Infelizmente, de onde em onde, leem-se alguns absurdos na Internet, em sites geridos por católicos. Uma dessas besteiras é afirmar que os maçons estão excomungados. Não é verdade. O código ab-rogado, de 1917, realmente, excomungava os maçons. Eis a tradução do cânon 2335 do antigo diploma legal:

“Os que dão seu nome à seita maçônica ou a outras associações do mesmo gênero, que maquinam contra a Igreja, ou contra os legítimos poderes civis, incorrem, ipso facto, em excomunhão simplesmente reservada à sé apostólica.”

O atual código, em vigor desde 1983, não cita explicitamente a maçonaria, mas determina que a justiça eclesiástica puna com “justa pena” quem se inscreve em alguma associação que maquina contra a Igreja. A seguir, a tradução do cânon 1374 do CIC:

“Quem se inscreve em alguma associação que maquina contra a Igreja seja punido com justa pena; quem promove ou dirige uma dessas associações seja punido com interdito.”

Pelo que se depreende da inteligência do direito penal canônico hodierno, a excomunhão não pode ser infligida ao membro da maçonaria, nem mesmo ao dirigente da seita maçônica, a uma porque o próprio cânon 1374 especifica o interdito como a pena mais grave para quem dirige associação que maquina contra a Igreja, a duas porque a pena de excomunhão, segundo princípio comezinho do direito penal, tem de ser expressamente prevista, como ocorreu no código ob-rogado e como sói se dar no código canônico  vigorante. Por outro lado, não se discute o enquadramento da maçonaria no rol das associações que maquinam contra a Igreja, porquanto a Congregação para a Doutrina da Fé, interpretando autenticamente o cânon 1374, em mais de uma vez, confirmou o parecer negativo acerca da maçonaria. Outra questão, moral e não jurídica, diz respeito ao pecado grave que perpetra quem se torna membro de loja maçônica.
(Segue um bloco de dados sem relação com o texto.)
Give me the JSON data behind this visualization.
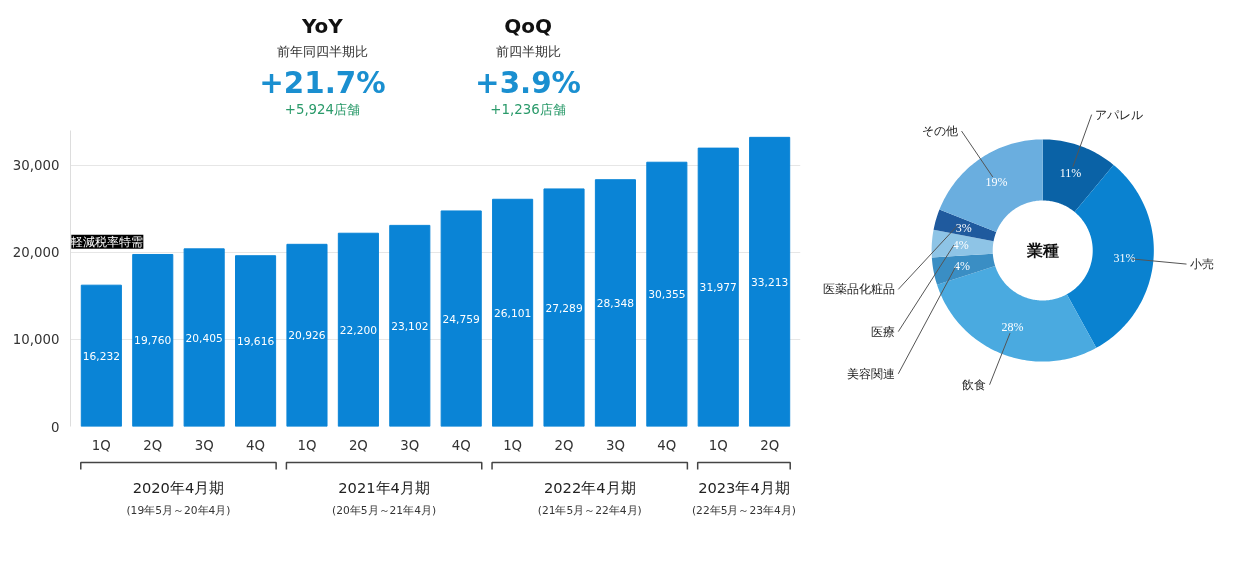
{
  "chart_data": [
    {
      "type": "bar",
      "categories": [
        "1Q",
        "2Q",
        "3Q",
        "4Q",
        "1Q",
        "2Q",
        "3Q",
        "4Q",
        "1Q",
        "2Q",
        "3Q",
        "4Q",
        "1Q",
        "2Q"
      ],
      "values": [
        16232,
        19760,
        20405,
        19616,
        20926,
        22200,
        23102,
        24759,
        26101,
        27289,
        28348,
        30355,
        31977,
        33213
      ],
      "color": "#0a84d6",
      "ylim": [
        0,
        34000
      ],
      "yticks": [
        {
          "value": 0,
          "label": "0"
        },
        {
          "value": 10000,
          "label": "10,000"
        },
        {
          "value": 20000,
          "label": "20,000"
        },
        {
          "value": 30000,
          "label": "30,000"
        }
      ],
      "grid": "y",
      "value_labels": [
        "16,232",
        "19,760",
        "20,405",
        "19,616",
        "20,926",
        "22,200",
        "23,102",
        "24,759",
        "26,101",
        "27,289",
        "28,348",
        "30,355",
        "31,977",
        "33,213"
      ],
      "annotations": [
        "YoY",
        "前年同四半期比",
        "+21.7%",
        "+5,924店舗",
        "QoQ",
        "前四半期比",
        "+3.9%",
        "+1,236店舗",
        "軽減税率特需",
        "2020年4月期",
        "(19年5月～20年4月)",
        "2021年4月期",
        "(20年5月～21年4月)",
        "2022年4月期",
        "(21年5月～22年4月)",
        "2023年4月期",
        "(22年5月～23年4月)"
      ]
    },
    {
      "type": "donut",
      "title": "業種",
      "categories": [
        "アパレル",
        "小売",
        "飲食",
        "美容関連",
        "医療",
        "医薬品化粧品",
        "その他"
      ],
      "values": [
        11,
        31,
        28,
        4,
        4,
        3,
        19
      ],
      "colors": [
        "#0a62a6",
        "#0a82d0",
        "#4aaae0",
        "#3a8ec4",
        "#8ec4e6",
        "#1f5a9e",
        "#6aaedf"
      ],
      "value_labels": [
        "11%",
        "31%",
        "28%",
        "4%",
        "4%",
        "3%",
        "19%"
      ]
    }
  ]
}
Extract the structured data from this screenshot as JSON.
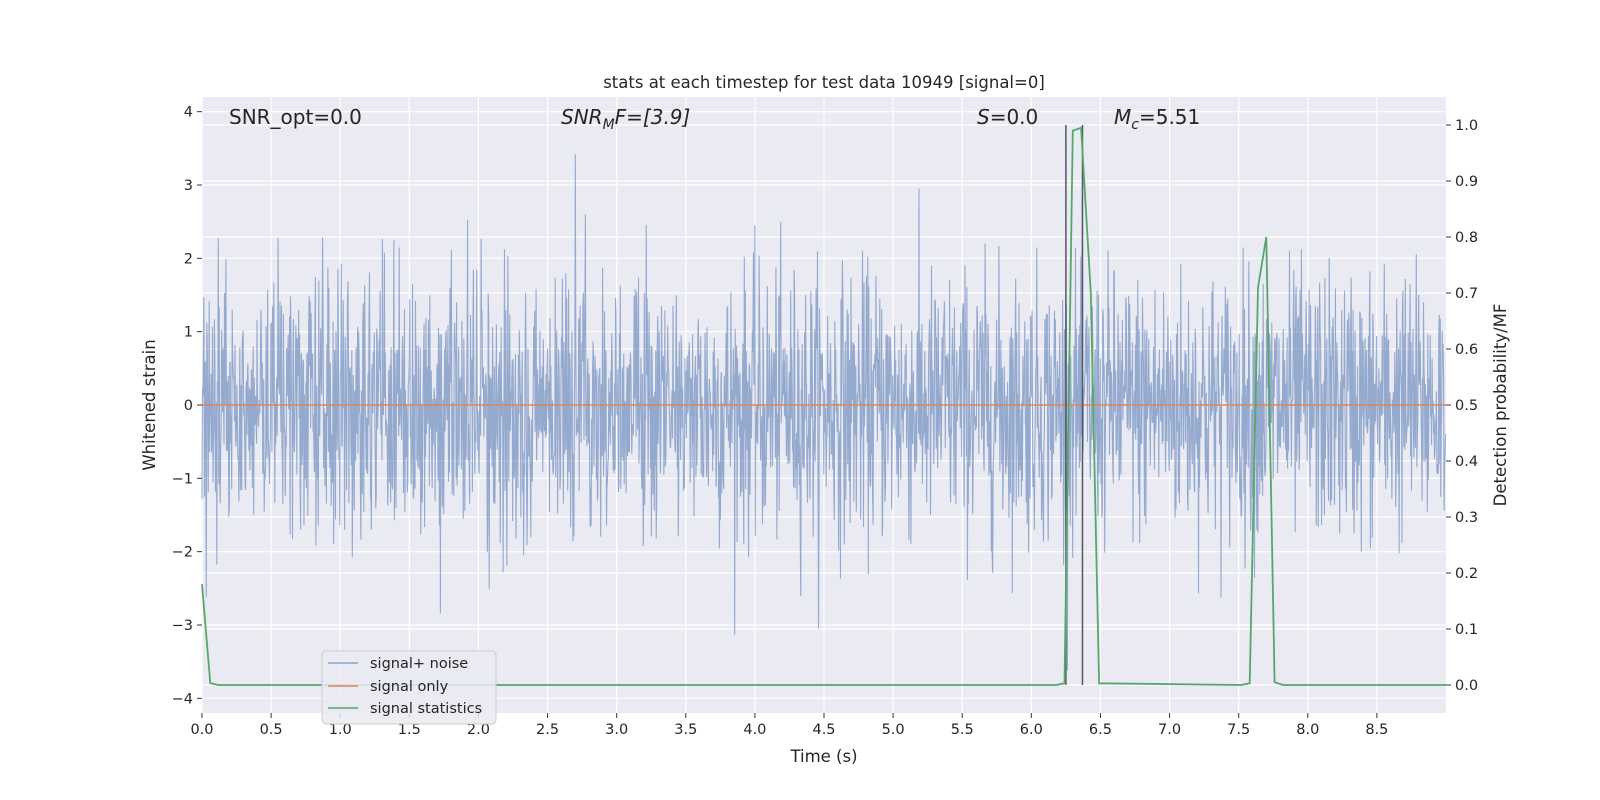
{
  "chart_data": {
    "type": "line",
    "title": "stats at each timestep for test data 10949 [signal=0]",
    "xlabel": "Time (s)",
    "ylabel": "Whitened strain",
    "y2label": "Detection probability/MF",
    "xlim": [
      0,
      9
    ],
    "ylim": [
      -4.2,
      4.2
    ],
    "y2lim": [
      -0.05,
      1.05
    ],
    "xticks": [
      "0.0",
      "0.5",
      "1.0",
      "1.5",
      "2.0",
      "2.5",
      "3.0",
      "3.5",
      "4.0",
      "4.5",
      "5.0",
      "5.5",
      "6.0",
      "6.5",
      "7.0",
      "7.5",
      "8.0",
      "8.5"
    ],
    "yticks": [
      "−4",
      "−3",
      "−2",
      "−1",
      "0",
      "1",
      "2",
      "3",
      "4"
    ],
    "y2ticks": [
      "0.0",
      "0.1",
      "0.2",
      "0.3",
      "0.4",
      "0.5",
      "0.6",
      "0.7",
      "0.8",
      "0.9",
      "1.0"
    ],
    "grid": true,
    "legend_position": "lower-left",
    "annotations": {
      "snr_opt": "SNR_opt=0.0",
      "snr_mf_main": "SNR",
      "snr_mf_sub": "M",
      "snr_mf_rest": "F=[3.9]",
      "s_main": "S",
      "s_rest": "=0.0",
      "mc_main": "M",
      "mc_sub": "c",
      "mc_rest": "=5.51"
    },
    "vlines_x": [
      6.25,
      6.37
    ],
    "series": [
      {
        "name": "signal+ noise",
        "color": "#4c72b0",
        "kind": "noise",
        "sigma": 0.9,
        "range": [
          -4.0,
          3.8
        ]
      },
      {
        "name": "signal only",
        "color": "#dd8452",
        "x": [
          0,
          9
        ],
        "y": [
          0,
          0
        ]
      },
      {
        "name": "signal statistics",
        "color": "#55a868",
        "x": [
          0.0,
          0.06,
          0.12,
          6.18,
          6.24,
          6.3,
          6.36,
          6.43,
          6.49,
          7.52,
          7.58,
          7.64,
          7.7,
          7.76,
          7.82,
          9.0
        ],
        "y": [
          0.18,
          0.003,
          0.0,
          0.0,
          0.003,
          0.99,
          0.995,
          0.7,
          0.003,
          0.0,
          0.003,
          0.71,
          0.8,
          0.005,
          0.0,
          0.0
        ]
      }
    ]
  }
}
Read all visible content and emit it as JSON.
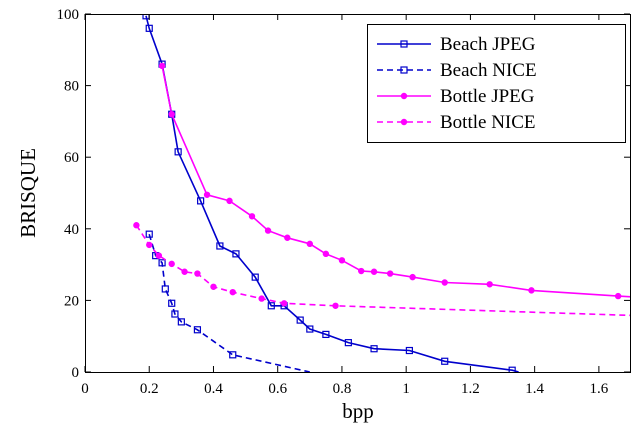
{
  "chart_data": {
    "type": "line",
    "title": "",
    "xlabel": "bpp",
    "ylabel": "BRISQUE",
    "xlim": [
      0,
      1.7
    ],
    "ylim": [
      0,
      100
    ],
    "xticks": [
      "0",
      "0.2",
      "0.4",
      "0.6",
      "0.8",
      "1",
      "1.2",
      "1.4",
      "1.6"
    ],
    "yticks": [
      "0",
      "20",
      "40",
      "60",
      "80",
      "100"
    ],
    "grid": false,
    "legend_position": "top-right",
    "series": [
      {
        "name": "Beach JPEG",
        "color": "#0000cc",
        "dash": "solid",
        "marker": "square",
        "points": [
          [
            0.19,
            99.5
          ],
          [
            0.2,
            96
          ],
          [
            0.24,
            86
          ],
          [
            0.27,
            72
          ],
          [
            0.29,
            61.5
          ],
          [
            0.36,
            47.8
          ],
          [
            0.42,
            35.2
          ],
          [
            0.47,
            33
          ],
          [
            0.53,
            26.5
          ],
          [
            0.58,
            18.5
          ],
          [
            0.62,
            18.5
          ],
          [
            0.67,
            14.5
          ],
          [
            0.7,
            12
          ],
          [
            0.75,
            10.5
          ],
          [
            0.82,
            8.2
          ],
          [
            0.9,
            6.5
          ],
          [
            1.01,
            6
          ],
          [
            1.12,
            3
          ],
          [
            1.33,
            0.5
          ],
          [
            1.35,
            0
          ]
        ]
      },
      {
        "name": "Beach NICE",
        "color": "#0000cc",
        "dash": "dashed",
        "marker": "square",
        "points": [
          [
            0.2,
            38.5
          ],
          [
            0.22,
            32.5
          ],
          [
            0.24,
            30.5
          ],
          [
            0.25,
            23.2
          ],
          [
            0.27,
            19.2
          ],
          [
            0.28,
            16.2
          ],
          [
            0.3,
            14
          ],
          [
            0.35,
            11.8
          ],
          [
            0.46,
            4.8
          ],
          [
            0.7,
            0
          ]
        ]
      },
      {
        "name": "Bottle JPEG",
        "color": "#ff00ff",
        "dash": "solid",
        "marker": "dot",
        "points": [
          [
            0.24,
            85.5
          ],
          [
            0.27,
            72
          ],
          [
            0.38,
            49.5
          ],
          [
            0.45,
            47.8
          ],
          [
            0.52,
            43.5
          ],
          [
            0.57,
            39.5
          ],
          [
            0.63,
            37.5
          ],
          [
            0.7,
            35.8
          ],
          [
            0.75,
            33
          ],
          [
            0.8,
            31.2
          ],
          [
            0.86,
            28.2
          ],
          [
            0.9,
            28
          ],
          [
            0.95,
            27.5
          ],
          [
            1.02,
            26.5
          ],
          [
            1.12,
            25
          ],
          [
            1.26,
            24.5
          ],
          [
            1.39,
            22.8
          ],
          [
            1.66,
            21.2
          ],
          [
            1.7,
            21
          ]
        ]
      },
      {
        "name": "Bottle NICE",
        "color": "#ff00ff",
        "dash": "dashed",
        "marker": "dot",
        "points": [
          [
            0.16,
            41
          ],
          [
            0.2,
            35.5
          ],
          [
            0.23,
            32.5
          ],
          [
            0.27,
            30.2
          ],
          [
            0.31,
            28
          ],
          [
            0.35,
            27.5
          ],
          [
            0.4,
            23.8
          ],
          [
            0.46,
            22.3
          ],
          [
            0.55,
            20.5
          ],
          [
            0.62,
            19.2
          ],
          [
            0.78,
            18.5
          ],
          [
            1.7,
            15.8
          ]
        ]
      }
    ]
  }
}
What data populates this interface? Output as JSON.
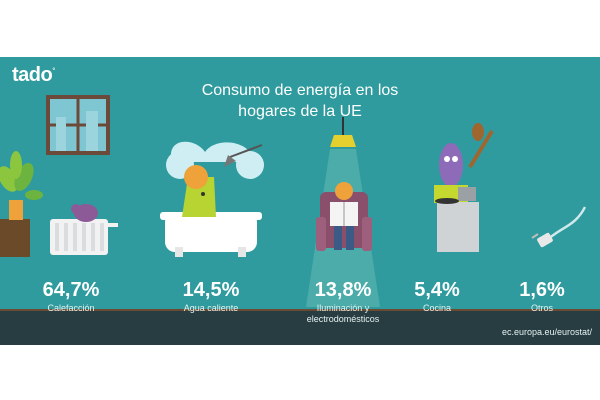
{
  "brand": {
    "logo_text": "tado",
    "logo_mark": "°"
  },
  "headline": {
    "line1": "Consumo de energía en los",
    "line2": "hogares de la UE"
  },
  "stats": [
    {
      "value": "64,7%",
      "label_line1": "Calefacción",
      "label_line2": ""
    },
    {
      "value": "14,5%",
      "label_line1": "Agua caliente",
      "label_line2": ""
    },
    {
      "value": "13,8%",
      "label_line1": "Iluminación y",
      "label_line2": "electrodomésticos"
    },
    {
      "value": "5,4%",
      "label_line1": "Cocina",
      "label_line2": ""
    },
    {
      "value": "1,6%",
      "label_line1": "Otros",
      "label_line2": ""
    }
  ],
  "source": "ec.europa.eu/eurostat/",
  "colors": {
    "background": "#2f9b9e",
    "floor": "#283d41",
    "text": "#ffffff"
  },
  "illustrations": [
    "plant-icon",
    "window-icon",
    "radiator-icon",
    "bathtub-icon",
    "ceiling-lamp-icon",
    "armchair-reader-icon",
    "cook-character-icon",
    "plug-icon"
  ]
}
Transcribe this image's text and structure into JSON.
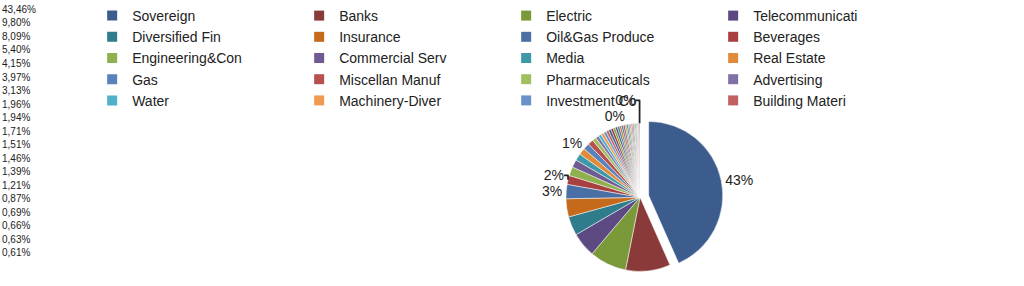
{
  "chart_data": {
    "type": "pie",
    "legend": "top",
    "data_labels": true,
    "categories": [
      "Sovereign",
      "Banks",
      "Electric",
      "Telecommunicati",
      "Diversified Fin",
      "Insurance",
      "Oil&Gas Produce",
      "Beverages",
      "Engineering&Con",
      "Commercial Serv",
      "Media",
      "Real Estate",
      "Gas",
      "Miscellan Manuf",
      "Pharmaceuticals",
      "Advertising",
      "Water",
      "Machinery-Diver",
      "Investment Co",
      "Building Materi",
      null,
      null,
      null,
      null,
      null,
      null,
      null,
      null,
      null,
      null,
      null,
      null,
      null,
      null,
      null,
      null,
      null,
      null,
      null,
      null
    ],
    "values": [
      43.46,
      9.8,
      8.09,
      5.4,
      4.15,
      3.97,
      3.13,
      1.96,
      1.94,
      1.71,
      1.51,
      1.46,
      1.39,
      1.21,
      0.87,
      0.69,
      0.66,
      0.63,
      0.61,
      0.58,
      0.55,
      0.52,
      0.5,
      0.48,
      0.45,
      0.43,
      0.41,
      0.39,
      0.37,
      0.35,
      0.33,
      0.31,
      0.3,
      0.28,
      0.26,
      0.25,
      0.23,
      0.22,
      0.2,
      0.18
    ],
    "value_labels": [
      "43,46%",
      "9,80%",
      "8,09%",
      "5,40%",
      "4,15%",
      "3,97%",
      "3,13%",
      "1,96%",
      "1,94%",
      "1,71%",
      "1,51%",
      "1,46%",
      "1,39%",
      "1,21%",
      "0,87%",
      "0,69%",
      "0,66%",
      "0,63%",
      "0,61%",
      null,
      null,
      null,
      null,
      null,
      null,
      null,
      null,
      null,
      null,
      null,
      null,
      null,
      null,
      null,
      null,
      null,
      null,
      null,
      null,
      null
    ],
    "slice_labels": [
      "43%",
      null,
      null,
      null,
      null,
      null,
      "3%",
      "2%",
      null,
      null,
      null,
      null,
      "1%",
      null,
      null,
      null,
      null,
      null,
      null,
      null,
      null,
      null,
      null,
      null,
      null,
      null,
      null,
      null,
      null,
      null,
      "0%",
      null,
      null,
      null,
      null,
      null,
      null,
      null,
      null,
      "0%"
    ],
    "colors": [
      "#3b5c8c",
      "#8b3a3a",
      "#7a9a3a",
      "#5e4a82",
      "#2f7c8c",
      "#c46a1a",
      "#4a6fa5",
      "#a84040",
      "#90b050",
      "#6f5a92",
      "#3f98a8",
      "#e08a3a",
      "#5a82ba",
      "#b85050",
      "#a0c060",
      "#8070a8",
      "#50b0c8",
      "#f09a50",
      "#6a92c8",
      "#c06060",
      "#3b5c8c",
      "#8b3a3a",
      "#7a9a3a",
      "#5e4a82",
      "#2f7c8c",
      "#c46a1a",
      "#4a6fa5",
      "#a84040",
      "#90b050",
      "#6f5a92",
      "#3f98a8",
      "#e08a3a",
      "#5a82ba",
      "#b85050",
      "#a0c060",
      "#8070a8",
      "#50b0c8",
      "#f09a50",
      "#6a92c8",
      "#c06060"
    ]
  }
}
É importante, ainda, explicar que as penas canônicas não se aplicam automaticamente. A Igreja também respeita o denominado “devido processo legal” (due process of law), universalmente consagrado. Deste modo, para que um católico ingresso na maçonaria sofra a “justa pena”, é mister o processo judicial, ajuizado pelo promotor de justiça perante o tribunal eclesiástico, com direito à ampla defesa do acusado. Há, entretanto, exceções. É a hipótese da punição latae sententiae, isto é, automática, sem o processo, verificável, por exemplo, no gravíssimo crime de aborto (cânon 1398).  

O fato de algum papa do passado haver acoimado o ingresso na maçonaria com a pena de excomunhão não significa que tal decreto pontifício valha para nossos dias, pois eventual excomunhão fora revogada pelo código canônico de 1983, lei suprema da Igreja, promulgada também por um papa, são João Paulo II. A norma pontifícia excomungadoura do pretérito, quer seja lei extravagante (ex.: decreto papal), quer seja o código canônico de 1917, encontra-se revogada. Em suma, se algum sucessor de são Pedro de antanho reputava idônea a excomunhão do maçon, em vista de determinado contexto histórico, político e eclesial, hoje em dia, o papa reinante, supremo legislador, não considera adequada a pena em apreço e nem o povo de Deus, no exercício do chamado sensus fidelium, apoia a inflição da reprimenda máxima.

Edson Luiz Sampel

Professor da Faculdade de Direito Canônico São Paulo Apóstolo (da Arquidiocese de São Paulo).